April 22, 1970, the first Earth Day, was a life altering day for me. I remember as a 7th grader that day we went outside and had discussions on the environment. Suddenly from that day forward everywhere you turned the environment was the hot topic. I even joined an environmental club in high school. How could we not honor the earth, the creatures that roam it, the air, the water. In those days we discussed things that were front and center. Especially anything to do with animals. The slaughter of baby seals and wild mustangs. Water and air pollution, acid rain. These were simple to see and understand. As I became more informed, I learned how important plants are to the earth and especially to humans particularly the trees.
I have always been drawn to trees. The way they flower in spring and turn beautiful colors in fall. The fruits and nuts they provide. The feel of the cool shade and cover they provide when they are in full leaf. The beautiful bark-rough, smooth, peeling. They survive for years,hundreds of years, so tall and majestic. As a child, I loved climbing up trees to see far and wide. One of my favorite books I received as a present when I was just beginning teaching was Shel Silverstein’s, “The Giving Tree”. It sums up how I always have loved trees from childhood to now. Read it if you haven’t lately. And who can forget the words of Dr. Seuss in his 1971 book “The Lorax”. “…the word of the Lorax seems perfectly clear. UNLESS someone like you know cares a whole awful lot, nothing is going to get better. It’s not.”
These words resonate with me even today. Our first house was completely surrounded by trees. Hundred foot silver maples, white ash and black walnut trees. Which was the main reason I quickly became a shade gardener. Yes we could of cut down some of these trees, but alas I really could not. It would have been like cutting off a part of myself. After we sold the house, we found out that the people who bought the house did indeed cut down many of the trees . It saddened me so that to this day I can never go back and see the old house. It is too painful. I know it may sound corny to some people, but cutting a tree is like cutting out a piece of the Earth’s heart. In many ancient civilizations, trees were revered. One such civilization I have studied was the Celts. At one time, trees were thick across the land and civilizations like the Celts depended on them for wood, fruit, bark, shelter just to name a few. To these civilizations trees represented life, rebirth, wisdom and longevity. But even they clear cut too many. Now many of these forests are gone and those we have preserved continue to be in danger just so we can make products we just can’t live without.

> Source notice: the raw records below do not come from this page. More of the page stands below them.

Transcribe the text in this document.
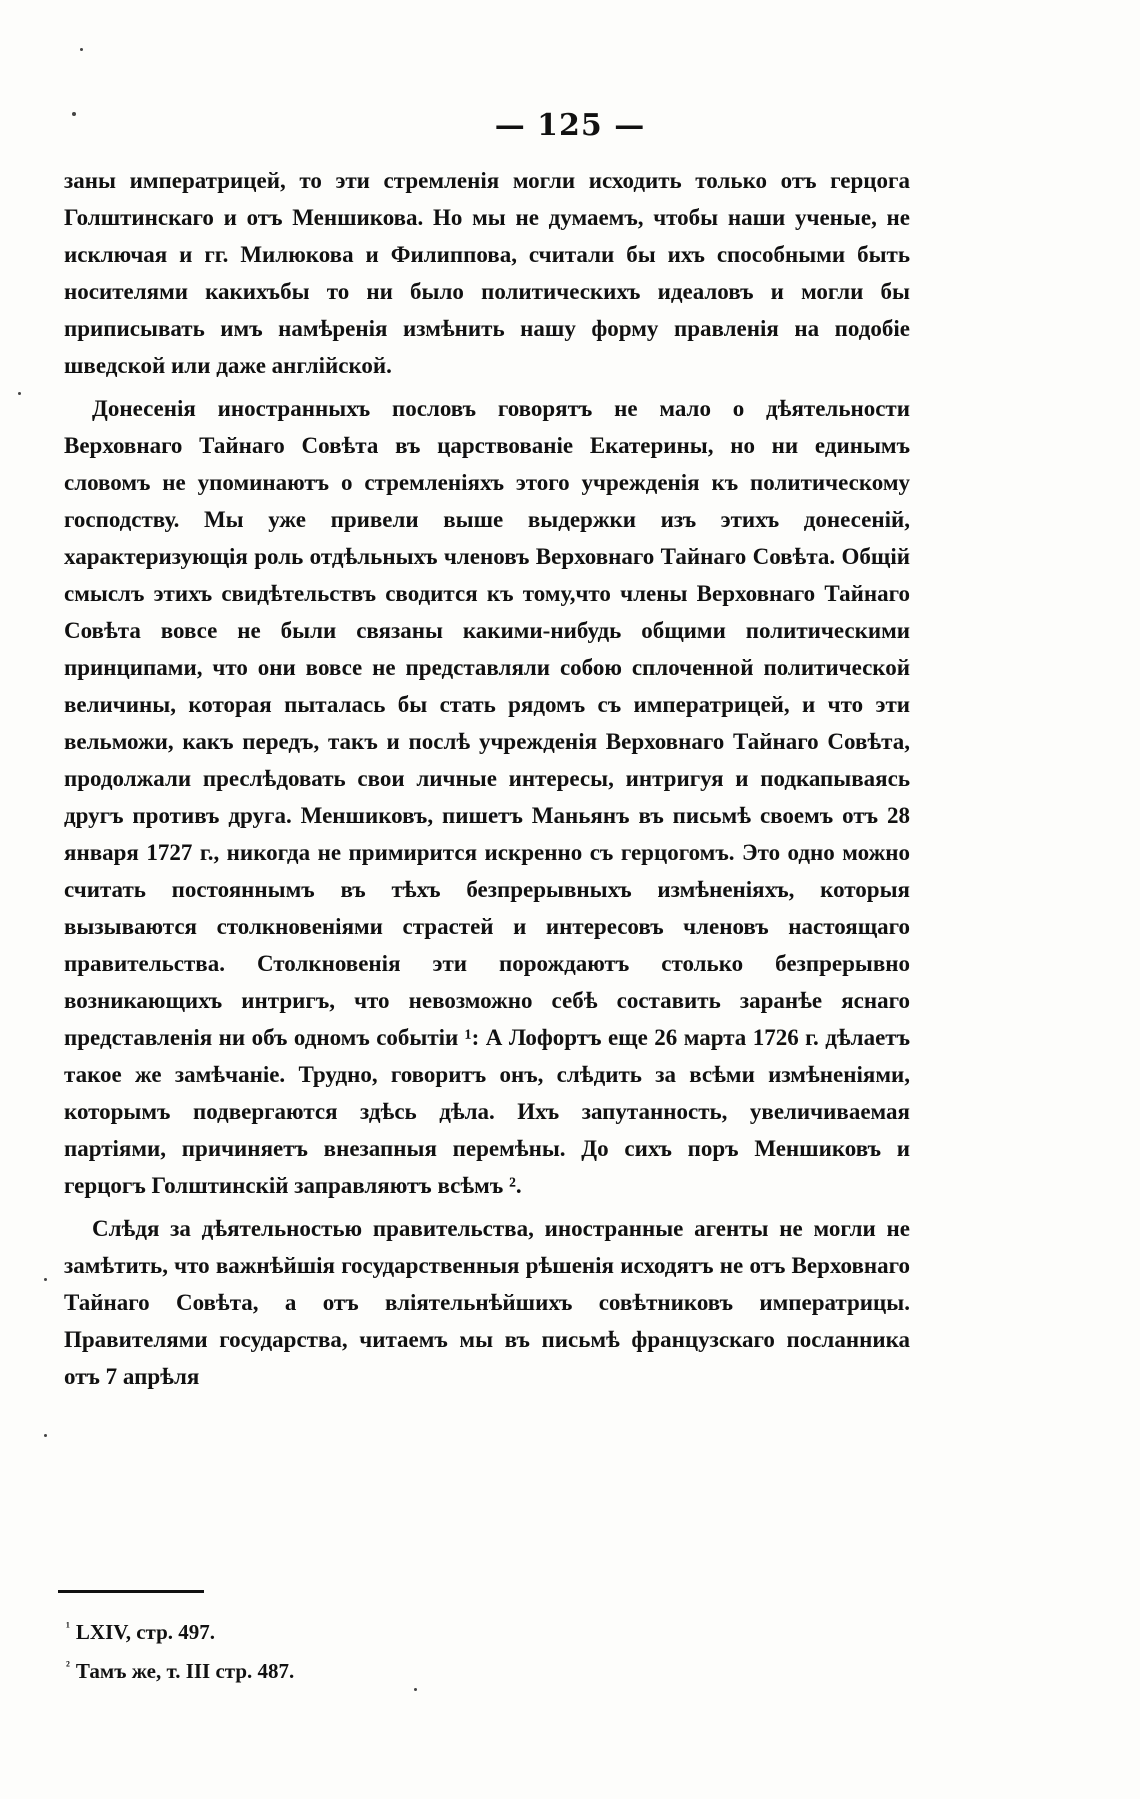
— 125 —

заны императрицей, то эти стремленія могли исходить только отъ герцога Голштинскаго и отъ Меншикова. Но мы не думаемъ, чтобы наши ученые, не исключая и гг. Милюкова и Филиппова, считали бы ихъ способными быть носителями какихъбы то ни было политическихъ идеаловъ и могли бы приписывать имъ намѣренія измѣнить нашу форму правленія на подобіе шведской или даже англійской.

Донесенія иностранныхъ пословъ говорятъ не мало о дѣятельности Верховнаго Тайнаго Совѣта въ царствованіе Екатерины, но ни единымъ словомъ не упоминаютъ о стремленіяхъ этого учрежденія къ политическому господству. Мы уже привели выше выдержки изъ этихъ донесеній, характеризующія роль отдѣльныхъ членовъ Верховнаго Тайнаго Совѣта. Общій смыслъ этихъ свидѣтельствъ сводится къ тому,что члены Верховнаго Тайнаго Совѣта вовсе не были связаны какими-нибудь общими политическими принципами, что они вовсе не представляли собою сплоченной политической величины, которая пыталась бы стать рядомъ съ императрицей, и что эти вельможи, какъ передъ, такъ и послѣ учрежденія Верховнаго Тайнаго Совѣта, продолжали преслѣдовать свои личные интересы, интригуя и подкапываясь другъ противъ друга. Меншиковъ, пишетъ Маньянъ въ письмѣ своемъ отъ 28 января 1727 г., никогда не примирится искренно съ герцогомъ. Это одно можно считать постояннымъ въ тѣхъ безпрерывныхъ измѣненіяхъ, которыя вызываются столкновеніями страстей и интересовъ членовъ настоящаго правительства. Столкновенія эти порождаютъ столько безпрерывно возникающихъ интригъ, что невозможно себѣ составить заранѣе яснаго представленія ни объ одномъ событіи ¹: А Лофортъ еще 26 марта 1726 г. дѣлаетъ такое же замѣчаніе. Трудно, говоритъ онъ, слѣдить за всѣми измѣненіями, которымъ подвергаются здѣсь дѣла. Ихъ запутанность, увеличиваемая партіями, причиняетъ внезапныя перемѣны. До сихъ поръ Меншиковъ и герцогъ Голштинскій заправляютъ всѣмъ ².

Слѣдя за дѣятельностью правительства, иностранные агенты не могли не замѣтить, что важнѣйшія государственныя рѣшенія исходятъ не отъ Верховнаго Тайнаго Совѣта, а отъ вліятельнѣйшихъ совѣтниковъ императрицы. Правителями государства, читаемъ мы въ письмѣ французскаго посланника отъ 7 апрѣля

$^{^1}$ LXIV, стр. 497.
$^{^2}$ Тамъ же, т. III стр. 487.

When we were searching for a new house 5 years ago, we wanted trees. As luck would have it we stumbled across a new development that was not clear cut. It actually had wooded lots and woods that could never be developed. I was in heaven and we quickly bought our land. Many of the trees were left as we wanted so we had trees in the backyard. They are mostly swamp maples and white ash, but they are tall and beautiful. They are home to the birds and provide the wildlife and us shade. We do everything we can to preserve them. One was infested with carpenter ants, but so far (fingers crossed) we have stemmed that infestation and the tree is holding on. It is the oldest and tallest and is front and center in the picture above. One tree did die a couple of years ago. We were never able to determine why, but as a tribute I left the stump in my garden. It is gorgeous backdrop to daffodils in the spring and I hope to use it more in the landscape this year.

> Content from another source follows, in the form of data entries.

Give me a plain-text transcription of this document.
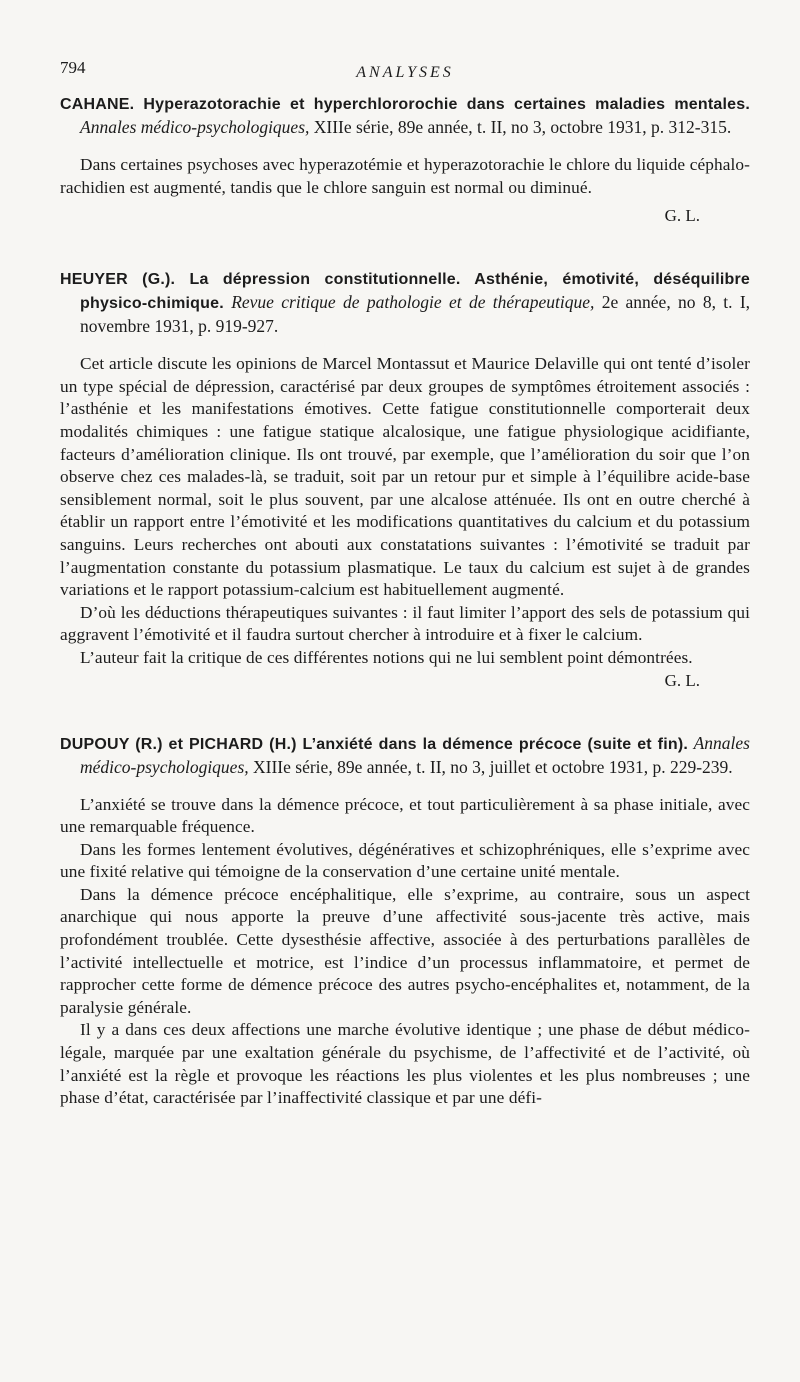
794	ANALYSES

CAHANE. Hyperazotorachie et hyperchlororochie dans certaines maladies mentales. Annales médico-psychologiques, XIIIe série, 89e année, t. II, no 3, octobre 1931, p. 312-315.

Dans certaines psychoses avec hyperazotémie et hyperazotorachie le chlore du liquide céphalo-rachidien est augmenté, tandis que le chlore sanguin est normal ou diminué.

G. L.

HEUYER (G.). La dépression constitutionnelle. Asthénie, émotivité, déséquilibre physico-chimique. Revue critique de pathologie et de thérapeutique, 2e année, no 8, t. I, novembre 1931, p. 919-927.

Cet article discute les opinions de Marcel Montassut et Maurice Delaville qui ont tenté d’isoler un type spécial de dépression, caractérisé par deux groupes de symptômes étroitement associés : l’asthénie et les manifestations émotives. Cette fatigue constitutionnelle comporterait deux modalités chimiques : une fatigue statique alcalosique, une fatigue physiologique acidifiante, facteurs d’amélioration clinique. Ils ont trouvé, par exemple, que l’amélioration du soir que l’on observe chez ces malades-là, se traduit, soit par un retour pur et simple à l’équilibre acide-base sensiblement normal, soit le plus souvent, par une alcalose atténuée. Ils ont en outre cherché à établir un rapport entre l’émotivité et les modifications quantitatives du calcium et du potassium sanguins. Leurs recherches ont abouti aux constatations suivantes : l’émotivité se traduit par l’augmentation constante du potassium plasmatique. Le taux du calcium est sujet à de grandes variations et le rapport potassium-calcium est habituellement augmenté.

D’où les déductions thérapeutiques suivantes : il faut limiter l’apport des sels de potassium qui aggravent l’émotivité et il faudra surtout chercher à introduire et à fixer le calcium.

L’auteur fait la critique de ces différentes notions qui ne lui semblent point démontrées.

G. L.

DUPOUY (R.) et PICHARD (H.) L’anxiété dans la démence précoce (suite et fin). Annales médico-psychologiques, XIIIe série, 89e année, t. II, no 3, juillet et octobre 1931, p. 229-239.

L’anxiété se trouve dans la démence précoce, et tout particulièrement à sa phase initiale, avec une remarquable fréquence.

Dans les formes lentement évolutives, dégénératives et schizophréniques, elle s’exprime avec une fixité relative qui témoigne de la conservation d’une certaine unité mentale.

Dans la démence précoce encéphalitique, elle s’exprime, au contraire, sous un aspect anarchique qui nous apporte la preuve d’une affectivité sous-jacente très active, mais profondément troublée. Cette dysesthésie affective, associée à des perturbations parallèles de l’activité intellectuelle et motrice, est l’indice d’un processus inflammatoire, et permet de rapprocher cette forme de démence précoce des autres psycho-encéphalites et, notamment, de la paralysie générale.

Il y a dans ces deux affections une marche évolutive identique ; une phase de début médico-légale, marquée par une exaltation générale du psychisme, de l’affectivité et de l’activité, où l’anxiété est la règle et provoque les réactions les plus violentes et les plus nombreuses ; une phase d’état, caractérisée par l’inaffectivité classique et par une défi-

But a new threat is upon us-the emerald ash borer. This is a beetle that devastates ashes wherever it goes and right now it is in New York State. I fully expect it to kill all my ashes in the near future, but I will do everything I can to fit it. But I am sometimes a realist and so I have begun making plans to replace them with new trees if the worst happens. Meanwhile I continue to see my neighbors clear cutting their trees. Beautiful, healthy trees many times. But I guess for some beauty is sun and no leaves to clean up in the fall. For me a tree is beauty. It is strong and when I am around them I feel strong. Strong and bending with the wind with roots that run deep and branches that touch the sky. What a feeling to be able to hold a bird or have birds and animals make their home among your branches. I think if there really is such a thing as reincarnation I would love to be a tree. A tree is life-our life. Without them we have no oxygen to breathe. They are also finding that many types of trees are now reducing air pollution. The very pollution that damages trees.
So I have become a sort of Lorax. I do my part to speak for the trees. I lobby, write letters and join groups to support our environment to preserve our trees. To educate people that to kill a tree is in essence like killing yourself. Or as my mother would say, “cutting off your nose to spite your face”. And recently I have come to revere trees even more. They have become a tower of strenth I can draw on to ground me. They symbolize how I can bend against the constant push of stress and still stand upright. How deep my roots really run into the Earth as a gardener. How high my hopes can soar into the sky. And they bring home for me the even harder lesson that like humans when constantly stressed a simple bug can destroy them. I had hoped to have learned this last lesson but a nasty virus hit me with all guns because I let the stress get to me. And if I don’t continue to heed this warning I may end up like the ash trees-destroyed by a small bug. But strength does come from weakness. It comes from within us-by taking baby steps as we grow, we progress, we slide again. We trust in ourselves to make it through so we build our strength like a tree builds rings each year and its trunk grows wider and it becomes stronger still.